6- TAKSİMDE MUHAYYERLİK

Taksim üç nevidir:
1-) Muhtelif cinslerin taksimi. Bunda hissedar cebredilmez.
2-) Ölçülen ve tartılan  şeylerin taksimi.  Bunda,  hissedarlar cebredilir.
3-) Elbise gibi, misliyetten olmayan şeylerin taksimi. Bunda da hissedar cebredilir.

Taksimde muhayyerlik üç nevidir:
1-) Şart muhayyerliği.
2-) Ayb (= kusur muhayyerliği)
3-) Görme muhayyerliği.

Cinsi, muhtelif olan şeylerden üç türlü muhayyerlik cem olur.
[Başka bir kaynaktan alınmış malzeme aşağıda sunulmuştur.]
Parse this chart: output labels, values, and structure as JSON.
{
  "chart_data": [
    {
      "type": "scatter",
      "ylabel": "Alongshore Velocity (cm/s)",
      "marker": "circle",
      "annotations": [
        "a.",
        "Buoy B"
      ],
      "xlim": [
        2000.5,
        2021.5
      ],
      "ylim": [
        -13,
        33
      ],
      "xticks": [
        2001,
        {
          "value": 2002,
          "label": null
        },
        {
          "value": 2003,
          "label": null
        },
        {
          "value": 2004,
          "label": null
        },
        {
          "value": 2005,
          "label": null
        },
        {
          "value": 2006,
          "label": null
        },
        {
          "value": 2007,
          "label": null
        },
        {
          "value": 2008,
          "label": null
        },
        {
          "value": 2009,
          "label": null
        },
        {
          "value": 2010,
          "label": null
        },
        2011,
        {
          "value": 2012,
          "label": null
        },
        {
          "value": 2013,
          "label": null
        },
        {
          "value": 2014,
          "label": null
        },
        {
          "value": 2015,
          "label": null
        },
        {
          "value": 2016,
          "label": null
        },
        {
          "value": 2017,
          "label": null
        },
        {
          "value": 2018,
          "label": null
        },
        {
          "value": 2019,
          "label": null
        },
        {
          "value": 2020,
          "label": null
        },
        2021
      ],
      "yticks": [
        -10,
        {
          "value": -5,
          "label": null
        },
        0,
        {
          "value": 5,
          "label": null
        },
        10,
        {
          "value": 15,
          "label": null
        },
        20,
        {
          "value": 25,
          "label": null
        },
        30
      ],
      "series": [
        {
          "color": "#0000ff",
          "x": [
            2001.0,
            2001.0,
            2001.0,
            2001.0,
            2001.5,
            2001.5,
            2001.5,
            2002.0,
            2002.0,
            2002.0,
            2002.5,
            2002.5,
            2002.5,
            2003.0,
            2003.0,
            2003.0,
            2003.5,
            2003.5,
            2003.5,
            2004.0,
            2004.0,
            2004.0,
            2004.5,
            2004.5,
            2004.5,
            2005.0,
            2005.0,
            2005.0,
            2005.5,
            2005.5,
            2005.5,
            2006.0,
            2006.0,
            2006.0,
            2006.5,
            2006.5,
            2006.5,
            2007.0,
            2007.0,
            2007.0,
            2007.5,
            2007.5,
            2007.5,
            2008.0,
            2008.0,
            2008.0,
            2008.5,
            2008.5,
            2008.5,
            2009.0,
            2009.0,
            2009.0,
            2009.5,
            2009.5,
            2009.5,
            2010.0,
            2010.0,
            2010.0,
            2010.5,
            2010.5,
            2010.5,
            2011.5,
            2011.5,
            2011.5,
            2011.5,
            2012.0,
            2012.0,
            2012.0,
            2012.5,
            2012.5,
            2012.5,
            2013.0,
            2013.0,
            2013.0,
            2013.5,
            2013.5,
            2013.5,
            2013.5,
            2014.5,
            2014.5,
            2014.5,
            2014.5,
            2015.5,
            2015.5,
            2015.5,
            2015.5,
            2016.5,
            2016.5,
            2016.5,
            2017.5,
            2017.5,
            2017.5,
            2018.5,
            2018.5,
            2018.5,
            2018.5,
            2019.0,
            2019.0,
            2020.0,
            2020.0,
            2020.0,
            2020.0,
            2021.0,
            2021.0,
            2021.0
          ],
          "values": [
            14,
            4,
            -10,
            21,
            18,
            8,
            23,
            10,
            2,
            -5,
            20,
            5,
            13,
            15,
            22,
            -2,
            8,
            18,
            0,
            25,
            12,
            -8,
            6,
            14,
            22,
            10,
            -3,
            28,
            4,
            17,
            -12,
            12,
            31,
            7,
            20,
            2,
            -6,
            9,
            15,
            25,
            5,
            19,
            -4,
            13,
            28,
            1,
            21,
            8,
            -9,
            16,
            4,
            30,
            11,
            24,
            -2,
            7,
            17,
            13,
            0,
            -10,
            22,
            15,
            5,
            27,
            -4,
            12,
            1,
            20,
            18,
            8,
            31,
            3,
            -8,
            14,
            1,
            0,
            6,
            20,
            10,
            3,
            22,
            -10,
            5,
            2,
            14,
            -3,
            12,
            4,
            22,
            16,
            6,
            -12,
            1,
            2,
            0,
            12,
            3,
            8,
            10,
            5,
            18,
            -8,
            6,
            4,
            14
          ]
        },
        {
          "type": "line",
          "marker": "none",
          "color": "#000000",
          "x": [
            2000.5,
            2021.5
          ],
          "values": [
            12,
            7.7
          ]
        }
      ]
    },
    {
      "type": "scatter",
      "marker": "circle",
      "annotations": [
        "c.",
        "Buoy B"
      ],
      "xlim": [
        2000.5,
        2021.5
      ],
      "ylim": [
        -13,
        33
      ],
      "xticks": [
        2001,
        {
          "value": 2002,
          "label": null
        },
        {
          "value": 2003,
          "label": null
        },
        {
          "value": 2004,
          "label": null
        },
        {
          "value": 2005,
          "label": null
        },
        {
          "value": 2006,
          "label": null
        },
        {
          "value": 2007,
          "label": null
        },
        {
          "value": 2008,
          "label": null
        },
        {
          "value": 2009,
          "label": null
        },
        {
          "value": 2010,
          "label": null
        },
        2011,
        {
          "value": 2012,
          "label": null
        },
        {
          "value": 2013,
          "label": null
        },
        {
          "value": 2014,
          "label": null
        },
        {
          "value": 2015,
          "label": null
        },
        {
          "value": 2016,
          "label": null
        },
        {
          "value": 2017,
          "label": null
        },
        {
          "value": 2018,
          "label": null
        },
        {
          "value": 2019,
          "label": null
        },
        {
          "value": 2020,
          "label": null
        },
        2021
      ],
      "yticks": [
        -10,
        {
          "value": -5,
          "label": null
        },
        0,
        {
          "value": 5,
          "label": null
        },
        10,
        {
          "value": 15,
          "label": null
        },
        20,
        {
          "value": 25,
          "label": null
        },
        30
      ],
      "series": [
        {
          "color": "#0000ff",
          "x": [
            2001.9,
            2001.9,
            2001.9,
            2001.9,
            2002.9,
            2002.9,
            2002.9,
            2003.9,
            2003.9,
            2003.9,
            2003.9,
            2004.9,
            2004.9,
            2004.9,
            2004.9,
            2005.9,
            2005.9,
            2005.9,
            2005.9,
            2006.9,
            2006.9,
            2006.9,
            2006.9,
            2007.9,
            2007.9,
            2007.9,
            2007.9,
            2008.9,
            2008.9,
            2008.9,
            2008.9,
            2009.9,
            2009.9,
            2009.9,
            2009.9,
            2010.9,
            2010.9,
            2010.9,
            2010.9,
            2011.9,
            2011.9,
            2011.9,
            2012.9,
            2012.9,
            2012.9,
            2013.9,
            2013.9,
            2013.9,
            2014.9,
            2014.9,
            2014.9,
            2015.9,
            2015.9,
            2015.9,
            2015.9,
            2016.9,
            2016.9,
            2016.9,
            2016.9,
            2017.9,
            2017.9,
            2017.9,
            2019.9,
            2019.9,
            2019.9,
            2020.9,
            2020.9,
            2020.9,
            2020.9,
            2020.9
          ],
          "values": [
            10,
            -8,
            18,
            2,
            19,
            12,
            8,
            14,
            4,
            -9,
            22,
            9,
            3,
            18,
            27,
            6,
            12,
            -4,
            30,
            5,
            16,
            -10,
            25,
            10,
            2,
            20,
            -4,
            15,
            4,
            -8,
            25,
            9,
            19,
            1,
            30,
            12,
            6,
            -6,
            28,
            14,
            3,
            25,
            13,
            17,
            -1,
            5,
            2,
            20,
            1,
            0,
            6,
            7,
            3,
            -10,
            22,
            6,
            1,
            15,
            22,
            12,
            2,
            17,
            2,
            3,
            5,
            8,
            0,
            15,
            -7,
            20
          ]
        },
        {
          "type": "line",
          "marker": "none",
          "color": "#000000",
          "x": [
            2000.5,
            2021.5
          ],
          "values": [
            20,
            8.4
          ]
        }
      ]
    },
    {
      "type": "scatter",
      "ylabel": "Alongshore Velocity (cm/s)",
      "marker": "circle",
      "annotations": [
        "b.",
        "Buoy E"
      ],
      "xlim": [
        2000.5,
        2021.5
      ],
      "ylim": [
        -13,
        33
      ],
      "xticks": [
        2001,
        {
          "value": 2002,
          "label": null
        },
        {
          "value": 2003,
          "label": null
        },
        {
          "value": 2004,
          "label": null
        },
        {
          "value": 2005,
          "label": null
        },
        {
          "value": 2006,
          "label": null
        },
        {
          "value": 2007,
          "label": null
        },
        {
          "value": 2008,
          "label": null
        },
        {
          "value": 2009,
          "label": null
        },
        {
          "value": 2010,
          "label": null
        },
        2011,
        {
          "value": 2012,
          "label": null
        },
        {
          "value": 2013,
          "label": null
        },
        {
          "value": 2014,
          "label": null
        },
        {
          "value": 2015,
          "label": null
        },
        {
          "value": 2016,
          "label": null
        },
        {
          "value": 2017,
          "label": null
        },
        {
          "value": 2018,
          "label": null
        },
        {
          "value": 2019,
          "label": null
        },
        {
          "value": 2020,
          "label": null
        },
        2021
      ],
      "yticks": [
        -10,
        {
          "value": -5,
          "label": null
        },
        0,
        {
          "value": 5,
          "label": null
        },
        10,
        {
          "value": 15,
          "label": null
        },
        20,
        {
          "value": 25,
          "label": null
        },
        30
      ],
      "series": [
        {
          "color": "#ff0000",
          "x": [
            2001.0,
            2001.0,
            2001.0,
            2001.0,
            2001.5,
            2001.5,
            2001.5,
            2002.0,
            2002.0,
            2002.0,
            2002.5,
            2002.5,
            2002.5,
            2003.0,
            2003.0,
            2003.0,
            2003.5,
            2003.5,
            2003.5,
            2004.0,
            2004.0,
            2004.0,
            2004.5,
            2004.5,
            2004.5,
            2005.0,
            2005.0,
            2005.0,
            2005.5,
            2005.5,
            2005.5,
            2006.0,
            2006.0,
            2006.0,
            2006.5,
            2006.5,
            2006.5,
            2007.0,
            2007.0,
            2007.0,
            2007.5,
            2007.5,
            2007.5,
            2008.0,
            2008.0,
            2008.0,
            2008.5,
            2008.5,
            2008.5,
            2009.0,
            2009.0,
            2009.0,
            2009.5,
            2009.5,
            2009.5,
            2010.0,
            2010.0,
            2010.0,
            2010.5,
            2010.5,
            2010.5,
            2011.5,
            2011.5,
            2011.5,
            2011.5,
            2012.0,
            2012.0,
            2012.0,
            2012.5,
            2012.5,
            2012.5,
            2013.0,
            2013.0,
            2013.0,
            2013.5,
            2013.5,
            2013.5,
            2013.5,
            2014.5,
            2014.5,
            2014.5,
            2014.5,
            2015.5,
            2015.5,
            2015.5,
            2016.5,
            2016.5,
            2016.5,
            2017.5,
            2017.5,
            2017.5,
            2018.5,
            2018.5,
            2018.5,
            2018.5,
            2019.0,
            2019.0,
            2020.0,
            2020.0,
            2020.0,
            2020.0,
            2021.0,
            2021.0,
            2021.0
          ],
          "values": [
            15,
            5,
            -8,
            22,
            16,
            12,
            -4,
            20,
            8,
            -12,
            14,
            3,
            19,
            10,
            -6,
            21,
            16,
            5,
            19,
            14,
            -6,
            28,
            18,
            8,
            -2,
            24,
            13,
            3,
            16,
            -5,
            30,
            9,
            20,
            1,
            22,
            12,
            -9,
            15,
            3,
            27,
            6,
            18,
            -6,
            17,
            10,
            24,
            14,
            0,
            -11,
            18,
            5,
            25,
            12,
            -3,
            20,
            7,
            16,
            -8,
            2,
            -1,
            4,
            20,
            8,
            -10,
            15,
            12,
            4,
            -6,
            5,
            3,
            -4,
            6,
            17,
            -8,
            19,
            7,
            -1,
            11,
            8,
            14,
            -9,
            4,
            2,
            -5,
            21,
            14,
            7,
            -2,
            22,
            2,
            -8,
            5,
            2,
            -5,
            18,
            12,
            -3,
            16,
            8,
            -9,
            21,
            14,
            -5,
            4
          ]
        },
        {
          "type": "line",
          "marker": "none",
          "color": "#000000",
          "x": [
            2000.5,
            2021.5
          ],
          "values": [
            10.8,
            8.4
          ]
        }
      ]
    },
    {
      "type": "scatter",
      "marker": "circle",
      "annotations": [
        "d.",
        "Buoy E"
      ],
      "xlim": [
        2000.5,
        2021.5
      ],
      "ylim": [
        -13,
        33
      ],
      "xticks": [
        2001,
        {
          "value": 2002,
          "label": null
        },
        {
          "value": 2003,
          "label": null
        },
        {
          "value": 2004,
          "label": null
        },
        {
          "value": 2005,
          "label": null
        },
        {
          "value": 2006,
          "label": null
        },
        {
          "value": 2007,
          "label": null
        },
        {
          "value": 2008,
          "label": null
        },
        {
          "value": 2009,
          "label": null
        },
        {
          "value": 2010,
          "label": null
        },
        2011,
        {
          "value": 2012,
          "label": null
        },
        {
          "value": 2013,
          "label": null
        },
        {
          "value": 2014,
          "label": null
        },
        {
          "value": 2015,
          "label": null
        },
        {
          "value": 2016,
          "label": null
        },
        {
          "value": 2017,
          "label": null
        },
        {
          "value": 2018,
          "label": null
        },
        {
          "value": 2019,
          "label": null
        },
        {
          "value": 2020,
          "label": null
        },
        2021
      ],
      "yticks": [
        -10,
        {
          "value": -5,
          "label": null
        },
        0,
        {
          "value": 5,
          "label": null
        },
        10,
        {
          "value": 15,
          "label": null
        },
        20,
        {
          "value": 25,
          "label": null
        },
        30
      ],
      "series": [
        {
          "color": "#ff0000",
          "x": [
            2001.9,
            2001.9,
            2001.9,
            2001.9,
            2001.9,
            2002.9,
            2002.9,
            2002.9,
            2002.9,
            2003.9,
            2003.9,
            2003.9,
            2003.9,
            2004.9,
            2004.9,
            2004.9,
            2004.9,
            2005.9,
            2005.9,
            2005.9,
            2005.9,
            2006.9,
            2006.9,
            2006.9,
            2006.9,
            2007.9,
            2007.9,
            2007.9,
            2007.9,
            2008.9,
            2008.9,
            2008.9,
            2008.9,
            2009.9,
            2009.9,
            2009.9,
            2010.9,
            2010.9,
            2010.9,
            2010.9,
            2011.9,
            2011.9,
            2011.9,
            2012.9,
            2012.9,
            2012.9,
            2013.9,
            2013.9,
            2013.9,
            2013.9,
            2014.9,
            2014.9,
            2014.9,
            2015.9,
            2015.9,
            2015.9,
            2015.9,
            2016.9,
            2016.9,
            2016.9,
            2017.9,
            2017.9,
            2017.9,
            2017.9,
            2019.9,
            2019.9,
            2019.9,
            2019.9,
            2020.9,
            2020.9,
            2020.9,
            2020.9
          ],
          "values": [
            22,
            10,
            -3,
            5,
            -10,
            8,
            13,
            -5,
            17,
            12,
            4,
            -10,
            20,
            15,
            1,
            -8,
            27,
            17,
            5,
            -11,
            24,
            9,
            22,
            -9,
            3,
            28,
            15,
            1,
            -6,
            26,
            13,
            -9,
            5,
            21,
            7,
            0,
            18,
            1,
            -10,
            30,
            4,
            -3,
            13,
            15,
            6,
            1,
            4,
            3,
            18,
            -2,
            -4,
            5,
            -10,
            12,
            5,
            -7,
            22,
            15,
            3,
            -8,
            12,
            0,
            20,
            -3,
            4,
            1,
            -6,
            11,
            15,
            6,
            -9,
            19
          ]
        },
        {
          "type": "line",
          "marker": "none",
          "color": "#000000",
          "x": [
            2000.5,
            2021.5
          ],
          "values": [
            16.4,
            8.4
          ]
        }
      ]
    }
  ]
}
Ölçülen ve tartılan şeylerde, —görme ve şart muhayyerliği değil— ,kusur (= ayıp) muhayyerliği sabit olur.

Elbise gibi mislî olmayan şeylerde bir nevi olursa (sığır, koyun gibi) kusur muhayyerliği sabit olur. Bu durumda şart ve rü'yet (= gör­me) muhayyerliği sabit olur mu? Ebû Süleyman'ın rivayetine göre; sabit olur. Fetva da buna göredir. Fetâvayi Sağrâ'da da böyledir.

İmâm Muhammed (R.A.) şöyle buyurmuştur:

Buğday, arpa ve bütün ölçülen, tartılan şeylerde görme muhayyer­liği vardır. Âlimlerimiz: İmâm bu sözüyle, (buğday, arpa demesiyle) bü­tün ölçülenleri; tartılan sözüyle de bütün tartılanlan irâde buyurmuş­tur. Demişlerdir. Hatta, cinslerin taksiminde de rü'yet (= görme) mu­hayyerliği sabittir.

Yalnız buğdayı veya yalnız arpayı murad ederse; o da muhtelif sıfatlara hamledilir.

Şöyle ki: Onlardan da bazıları sert, bazıları yumuşak olur. Bazıları kırmızı, bazıları beyaz olur.

Sıfatları bir olsa bile, bir kısmı değerli; bir kısmı, engin olur. Aynı cevap, altın ve gümüş parçalarında da böyledir.

Altın ve gümüş kablar da böyledir. Cevherler ve inciler de böyledir.

Paralar da böyledir. Silahlar, kılıçlar, camlar da böyledir, (yani de­receleri muhteliftir; aynı ayar değildirler.) Onun için, görmeye ihtiyaç vardır. Muhiyt'te de böyledir.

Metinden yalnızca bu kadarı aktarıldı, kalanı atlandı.